Anthony Bourdain e a arte de gozar a vida

Bourdain parecia saber tudo o que há para saber sobre a arte de gozar a vida. Quanto à felicidade… bom, isso já é outra conversa.

Depois de quase uma semana a digerir a morte de Anthony Bourdain, esta quarta-feira fui buscar o único texto seu que tenho em casa. Encontra-se numa antologia de artigos sobre comida e bebida publicados ao longo de décadas na revista New Yorker, e o seu título é sensacional, quase desconcertante: ‘Don’t Eat Before Reading This’ (Não Coma Antes de Ler Isto).

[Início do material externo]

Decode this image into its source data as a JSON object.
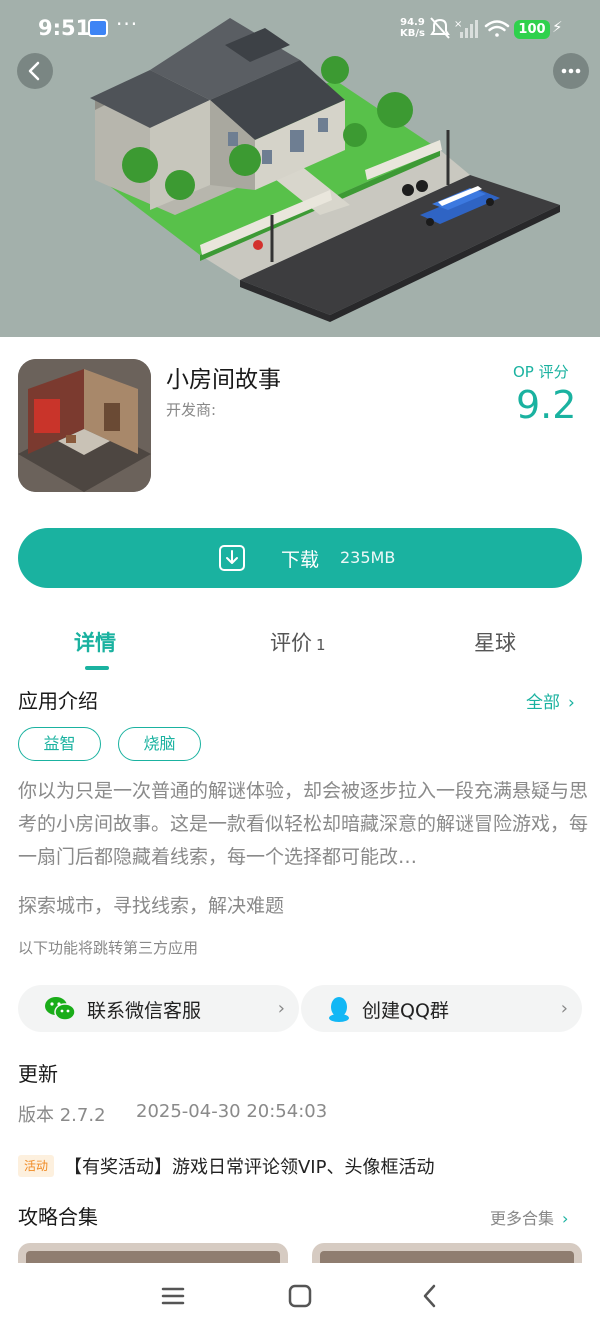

Ocupa apenas seis páginas e meia, mas está cheio de inconfidências, dicas e segredos sobre comer fora. Mas, sobretudo, lê-se com o mesmo prazer com que se saboreia uma boa refeição. Por exemplo: «Pessoas que pedem carne bem passada prestam um valioso serviço para todos aqueles no negócio que se preocupam com os custos:pagam pelo privilégio de comer o nosso lixo. […] Quando um dos cozinheiros encontra um pedaço de bife particularmente desengraçado – duro, repleto de nervos e de tecido conjuntivo, da parte do lombo junto aos quadris, e talvez um pouco fedorento por causa do prazo de validade – balança-o no ar e pergunta:‘Hei, chefe, o que quer que faça com isto?’». A resposta quase certa é: «Guarda para bem passado».

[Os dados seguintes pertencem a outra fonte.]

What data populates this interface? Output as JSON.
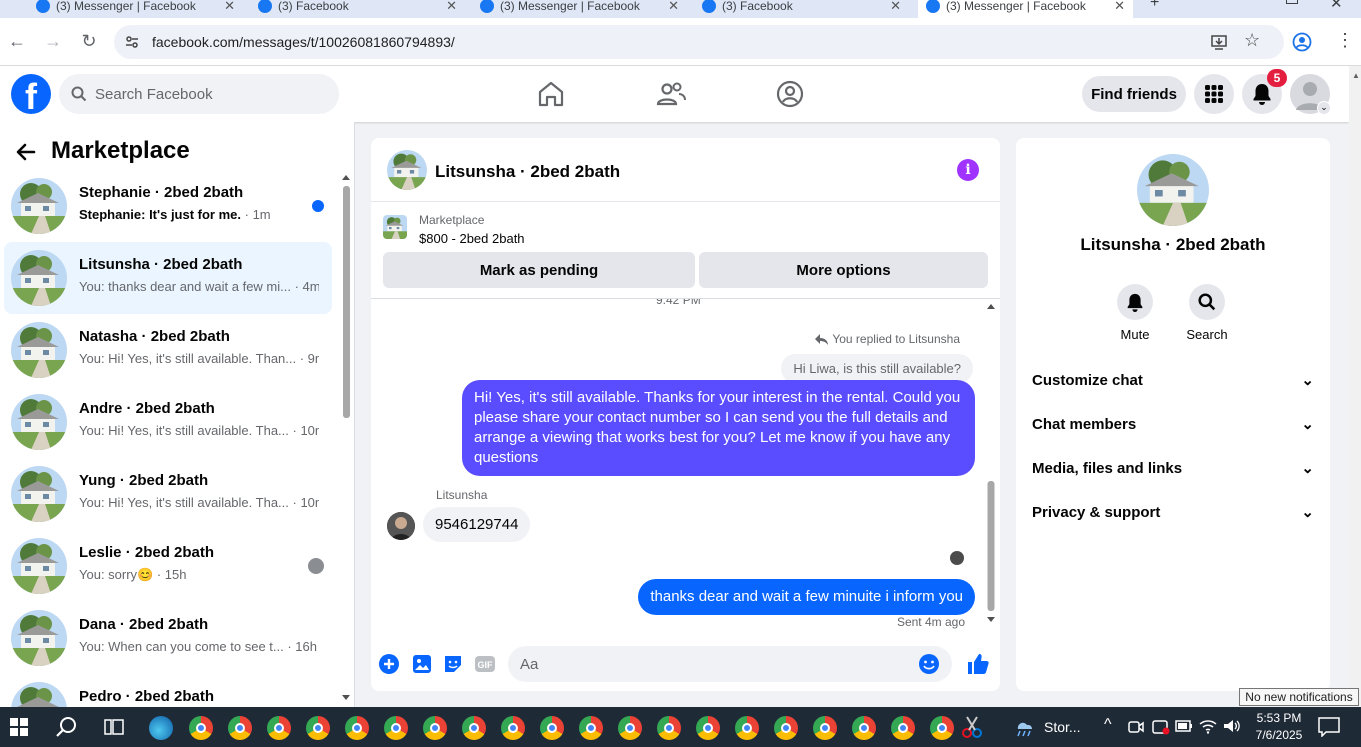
{
  "browser": {
    "tabs": [
      {
        "label": "(3) Messenger | Facebook",
        "active": false
      },
      {
        "label": "(3) Facebook",
        "active": false
      },
      {
        "label": "(3) Messenger | Facebook",
        "active": false
      },
      {
        "label": "(3) Facebook",
        "active": false
      },
      {
        "label": "(3) Messenger | Facebook",
        "active": true
      }
    ],
    "url": "facebook.com/messages/t/10026081860794893/"
  },
  "fb_header": {
    "logo": "f",
    "search_placeholder": "Search Facebook",
    "find_friends": "Find friends",
    "notification_count": "5"
  },
  "left_panel": {
    "title": "Marketplace",
    "conversations": [
      {
        "name": "Stephanie · 2bed 2bath",
        "preview": "Stephanie: It's just for me.",
        "time": " · 1m",
        "unread": true
      },
      {
        "name": "Litsunsha · 2bed 2bath",
        "preview": "You: thanks dear and wait a few mi...",
        "time": " · 4m",
        "selected": true
      },
      {
        "name": "Natasha · 2bed 2bath",
        "preview": "You: Hi! Yes, it's still available. Than...",
        "time": " · 9m"
      },
      {
        "name": "Andre · 2bed 2bath",
        "preview": "You: Hi! Yes, it's still available. Tha...",
        "time": " · 10m"
      },
      {
        "name": "Yung · 2bed 2bath",
        "preview": "You: Hi! Yes, it's still available. Tha...",
        "time": " · 10m"
      },
      {
        "name": "Leslie · 2bed 2bath",
        "preview": "You: sorry😊",
        "time": " · 15h"
      },
      {
        "name": "Dana · 2bed 2bath",
        "preview": "You: When can you come to see t...",
        "time": " · 16h"
      },
      {
        "name": "Pedro · 2bed 2bath",
        "preview": "",
        "time": ""
      }
    ]
  },
  "chat": {
    "title": "Litsunsha · 2bed 2bath",
    "marketplace_label": "Marketplace",
    "listing": "$800 - 2bed 2bath",
    "mark_pending": "Mark as pending",
    "more_options": "More options",
    "time_cut": "9:42 PM",
    "replied_to": "You replied to Litsunsha",
    "quoted": "Hi Liwa, is this still available?",
    "outgoing_1": "Hi!  Yes, it's still available. Thanks for your interest in the rental. Could you please share your contact number so I can send you the full details and arrange a viewing that works best for you? Let me know if you have any questions",
    "sender": "Litsunsha",
    "incoming_1": "9546129744",
    "outgoing_2": "thanks dear and wait a few minuite i inform you",
    "sent_status": "Sent 4m ago",
    "composer_placeholder": "Aa"
  },
  "right_panel": {
    "name": "Litsunsha · 2bed 2bath",
    "mute": "Mute",
    "search": "Search",
    "rows": [
      "Customize chat",
      "Chat members",
      "Media, files and links",
      "Privacy & support"
    ]
  },
  "tooltip": "No new notifications",
  "taskbar": {
    "weather": "Stor...",
    "time": "5:53 PM",
    "date": "7/6/2025"
  },
  "colors": {
    "fb_blue": "#0866ff",
    "outgoing_bubble": "#5a4dff",
    "info_purple": "#a033ff"
  }
}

No final desse texto de 1999, Bourdain contava como se tornou chef de cuisine de um restaurante tradicional francês, «onde os clientes comem a carne mal passada, os vegetarianos são raros, e todas as partes do animal – cascos, focinho, bochechas, pele, e órgãos – são ávida e respeitosamente preparados e consumidos». E terminava com estas palavras: «Sinto-me em casa».

No ano seguinte, 2000, Bourdain tornava-se uma estrela com Kitchen Confidential, o livro best-seller onde contava as suas aventuras e desventuras no ramo da restauração, o consumo de drogas, a pressão terrível e o desgaste provocados por esta profissão.

Recentemente, quando o víamos nos seus programas de televisão – espirituoso, seguro e encantador – pensávamos que todos esses problemas tinham ficado para trás. De cozinheiro passara a estrela da TV e de estrela da TV a guru. Viajava para onde queria, sabia onde encontrar as comidas mais deliciosas (fosse em restaurantes de luxo, fosse numa barraquinha de rua), tinha amigos importantes, dormia nos melhores hotéis (e com quem queria…), sabia estar, conversar e escrever como poucos. Depois de um início duro, tumultuoso, parecia ter atingido um estatuto que lhe permitia fazer só o que queria.

E, no entanto, na noite de 7 de junho pegou no cinto do roupão num hotelzinho (de cinco estrelas, claro) da Alsácia e enforcou-se.

Bourdain parecia saber tudo o que há para saber sobre a arte de gozar a vida. Quanto à felicidade… bom, isso já é outra conversa.